Ventiladores de parede, fotos de propaganda de banana split — da Yopa! — e duas TVs de 20 polegadas, daquelas de tubo, explicam o quero dizer com “resiste ao tempo”.

Em pleno domingão de sol, o salão comprido e escuro estava praticamente vazio. Um dos cozinheiros, da velhíssima guarda, me confessou: “o Formiga está mal cuidado… e já faz tempo”. Mas com certa dose de orgulho, contou-me: “certa vez, o Maluf patrocinou uma pizzada para 1200 pessoas aqui”.

O Formiga existe há 81 anos. Oitenta e um anos. Quantos bares e restaurantes paulistanos chegam dignamente a essa idade?

Precisamos salvar nossos Formigas.

Formiga. Largo São José do Belém, 177, Belém, tel. (11) 6693-1255.

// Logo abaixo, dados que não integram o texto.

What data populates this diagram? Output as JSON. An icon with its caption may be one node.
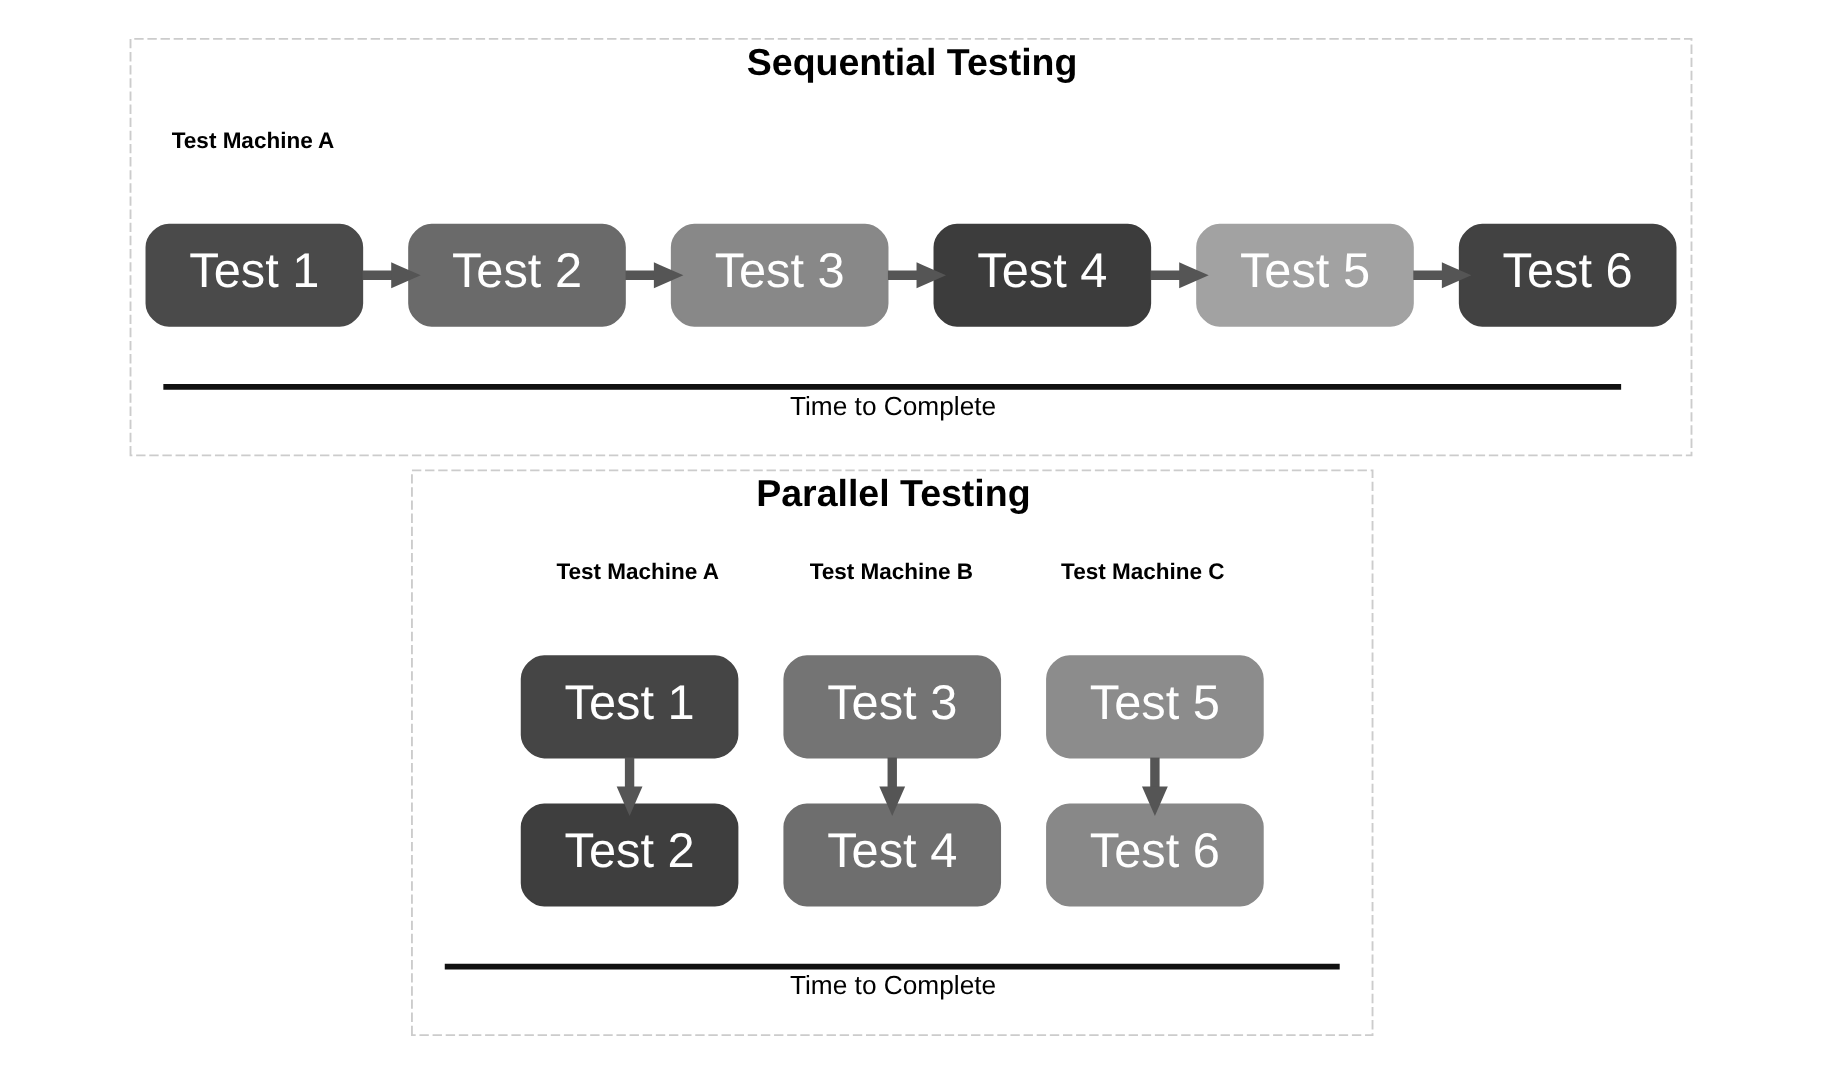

Minuto de silêncio para Paulo Martins

Paulo Martins em ação

 

Na madrugada de hoje, por volta das 4 horas, morreu em Belém (PA) o chef Paulo Martins, que fundou 38 anos atrás, ao lado da mãe, Anna Maria, o restaurante Lá em Casa.

Arquiteto por formação e cozinheiro autodidata, Martins foi um incansável divulgador da culinária amazônica. “A comida paraense é a melhor representação da culinária brasileira, pois toda a sua base é composta de produtos de origem indígena”, afirmou ele a VEJA BELÉM em 2007, ano em que foi eleito pela segunda vez o chef do ano.

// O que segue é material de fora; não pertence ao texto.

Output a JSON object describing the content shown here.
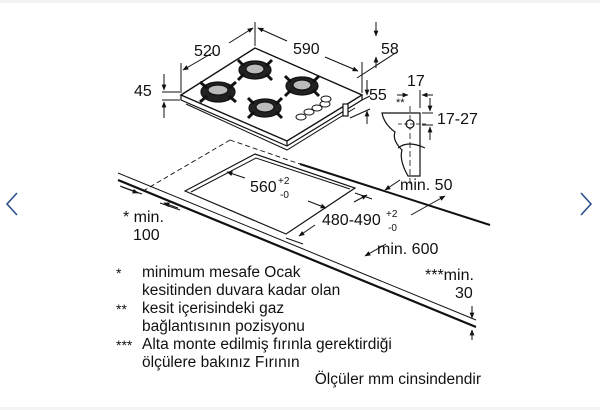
{
  "viewer": {
    "prev_icon": "chevron-left-icon",
    "next_icon": "chevron-right-icon",
    "accent_color": "#2b4f8c"
  },
  "drawing": {
    "dimensions": {
      "hob_depth": "520",
      "hob_width": "590",
      "top_offset": "58",
      "hob_height": "45",
      "gas_offset": "55",
      "bracket_width": "17",
      "bracket_gas_mark": "**",
      "worktop_thickness": "17-27",
      "cutout_width_base": "560",
      "cutout_width_tol_plus": "+2",
      "cutout_width_tol_minus": "-0",
      "cutout_depth_base": "480-490",
      "cutout_depth_tol_plus": "+2",
      "cutout_depth_tol_minus": "-0",
      "min_back": "min. 50",
      "min_side_line1": "* min.",
      "min_side_line2": "100",
      "min_depth": "min. 600",
      "min_front_line1": "***min.",
      "min_front_line2": "30"
    },
    "notes": [
      {
        "mark": "*",
        "text": "minimum mesafe Ocak kesitinden duvara kadar olan"
      },
      {
        "mark": "**",
        "text": "kesit içerisindeki gaz bağlantısının pozisyonu"
      },
      {
        "mark": "***",
        "text": "Alta monte edilmiş fırınla gerektirdiği ölçülere bakınız Fırının"
      }
    ],
    "units_note": "Ölçüler mm cinsindendir"
  }
}
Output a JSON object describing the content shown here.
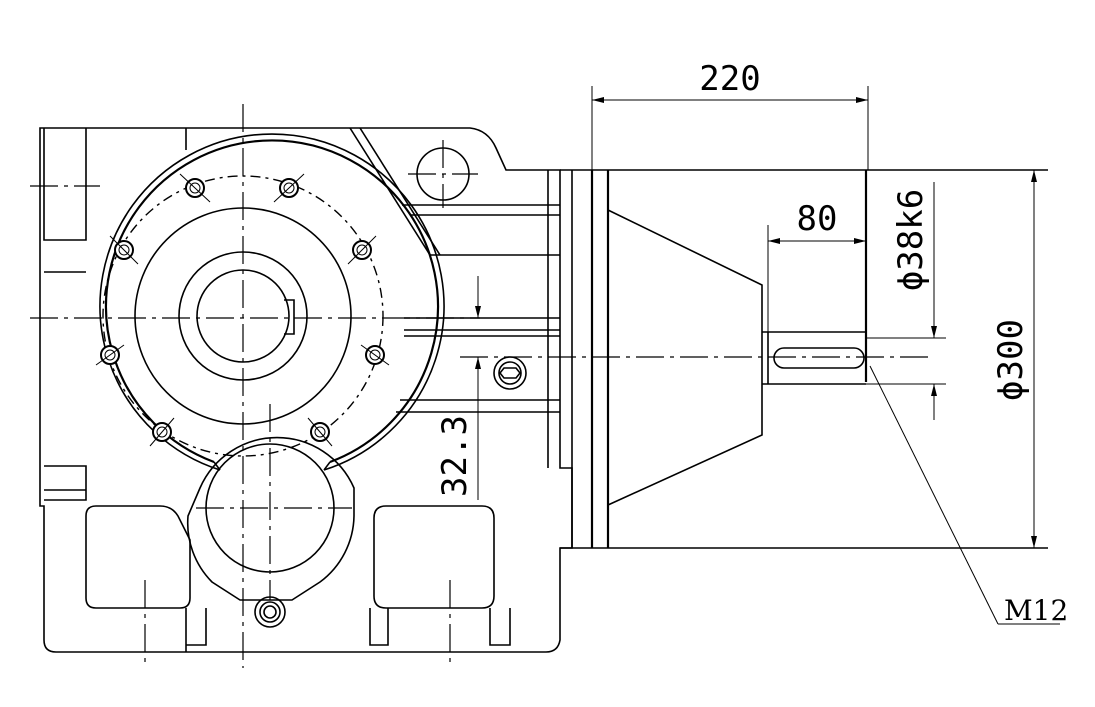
{
  "dimensions": {
    "length_220": "220",
    "length_80": "80",
    "shaft_diameter": "ϕ38k6",
    "flange_diameter": "ϕ300",
    "offset_32_3": "32.3"
  },
  "labels": {
    "thread": "M12"
  }
}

Diante da exuberância de recursos naturais ao alcance de suas mãos ou da ponta do anzol, Paulo Martins usou frutos, temperos e pescados regionais para conquistar a admiração de seus clientes e colegas de profissão. Em 1999, criou o Festival Ver-o-Peso da Cozinha Paraense, evento anual que já reuniu em Belém cozinheiros como o paulista Alex Atala e a fluminense Flávia Quaresma.

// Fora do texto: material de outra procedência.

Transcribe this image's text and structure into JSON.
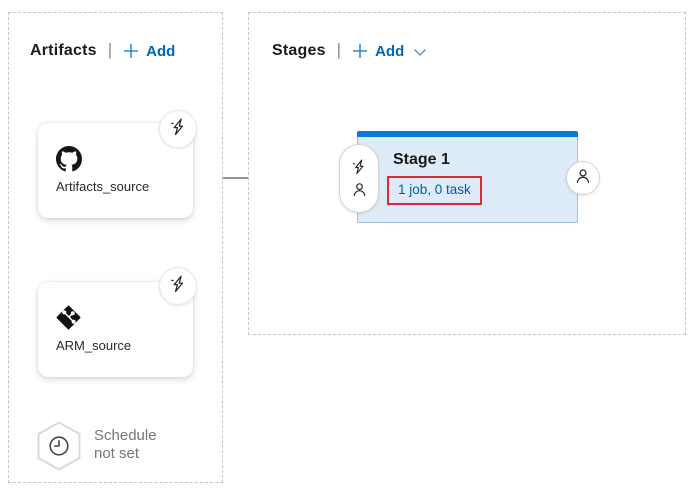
{
  "colors": {
    "accent_blue": "#0078d4",
    "link_blue": "#0067b8",
    "job_task_blue": "#005a9e",
    "stage_fill": "#deecf9",
    "stage_top_bar": "#0b79d4",
    "annotation_red": "#dd2b31",
    "text_dark": "#1d1c1b",
    "text_gray": "#787672",
    "dashed_border": "#c7c5c3",
    "connector_gray": "#979593"
  },
  "artifacts_panel": {
    "title": "Artifacts",
    "separator": "|",
    "add": {
      "plus": "+",
      "label": "Add",
      "plus_icon": "plus-icon"
    },
    "cards": [
      {
        "label": "Artifacts_source",
        "icon": "github-icon",
        "badge_icon": "lightning-icon"
      },
      {
        "label": "ARM_source",
        "icon": "git-icon",
        "badge_icon": "lightning-icon"
      }
    ],
    "schedule": {
      "icon": "clock-icon",
      "line1": "Schedule",
      "line2": "not set"
    }
  },
  "stages_panel": {
    "title": "Stages",
    "separator": "|",
    "add": {
      "plus": "+",
      "label": "Add",
      "plus_icon": "plus-icon",
      "dropdown_icon": "chevron-down-icon"
    },
    "stages": [
      {
        "title": "Stage 1",
        "job_task_summary": "1 job, 0 task",
        "pre_deploy_icons": [
          "lightning-icon",
          "person-icon"
        ],
        "post_deploy_icon": "person-icon",
        "annotation": "red-highlight-box"
      }
    ]
  }
}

A amizade de Martins com Alex Atala, aliás, começou em meados daqueles anos 90. O Lá em Casa tornara-se conhecido por integrar a Associação da Boa Lembrança, da qual fazia parte o Filomena, de São Paulo, onde Alex começava a despontar. “Liguei para ele, me apresentei e pedi dicas, pois estava começando a usar ingredientes amazônicos no Filomena”, contou Atala em entrevista ao blog.“Ele foi sempre muito generoso, um bandeirante da cozinha brasileira”.

Foi Alex quem apresentou o chef Ferran Adrià a Paulo Martins. Na Espanha, o catalão cedeu a cozinha de seu laboratório à dupla e em retribuição provou alguns pratos preparados com os 30 quilos de produtos amazônicos que Paulo e Alex levavam na bagagem. “Ele gostou de tudo, até que, por último, experimentou o jambu”, contou Paulo Martins em um bate-papo com a culinarista Bettina Orrico, da revista Claudia Cozinha, em 2006. De fato, em seu livro de receitas editado em 2008, Adrià incluiu uma receita com tucupi, depois que visitou Paulo Martins em Belém.

Entre as geniais criações creditadas a Paulo Martins está o hadoque paraense, que nada mais é do que a gurijuba, um peixe barato, cuja carne sempre fora desprezada. Comida de pobre, dizia-se. Decidiu banhá-lo numa salmoura com urucum e defumá-lo. Pronto, surgia assim uma nova iguaria e o preço da gurijuba nas peixarias belenenses nunca mais seria o mesmo…

Estive três vezes no Lá em Casa, já no ponto situado na Estação das Docas, belíssimo complexo gastronômico e cultural às margens da baía do Guajará.

Sei que se comenta que no novo Lá em Casa não se come tão bem quanto nos endereços anteriores, primeiro a própria casa em que Paulo morava, e o seguinte, no bairro do Umarizal.

Esse é um comentário irrelevante quando o comensal tem à mesa, diante de si, um surpreendente menu degustação criado por Martins, como o corridinho de peixe.

Trata-se de uma sequência que começa com uma posta de pirarucu fresco na chapa e segue com picadinho de tambaqui, hadoque paraense, filhote no tucupi, pescada amarela à milanesa, arroz de jambu, farofa de pirarucu e feijão-manteiguinha de Santarém. Inesqucível.

Na manhã seguinte, estava eu lá no Mercado Ver-o-Peso em busca de um quilo de feijão-manteiguinha, coisa que faço toda vez que volto a Belém.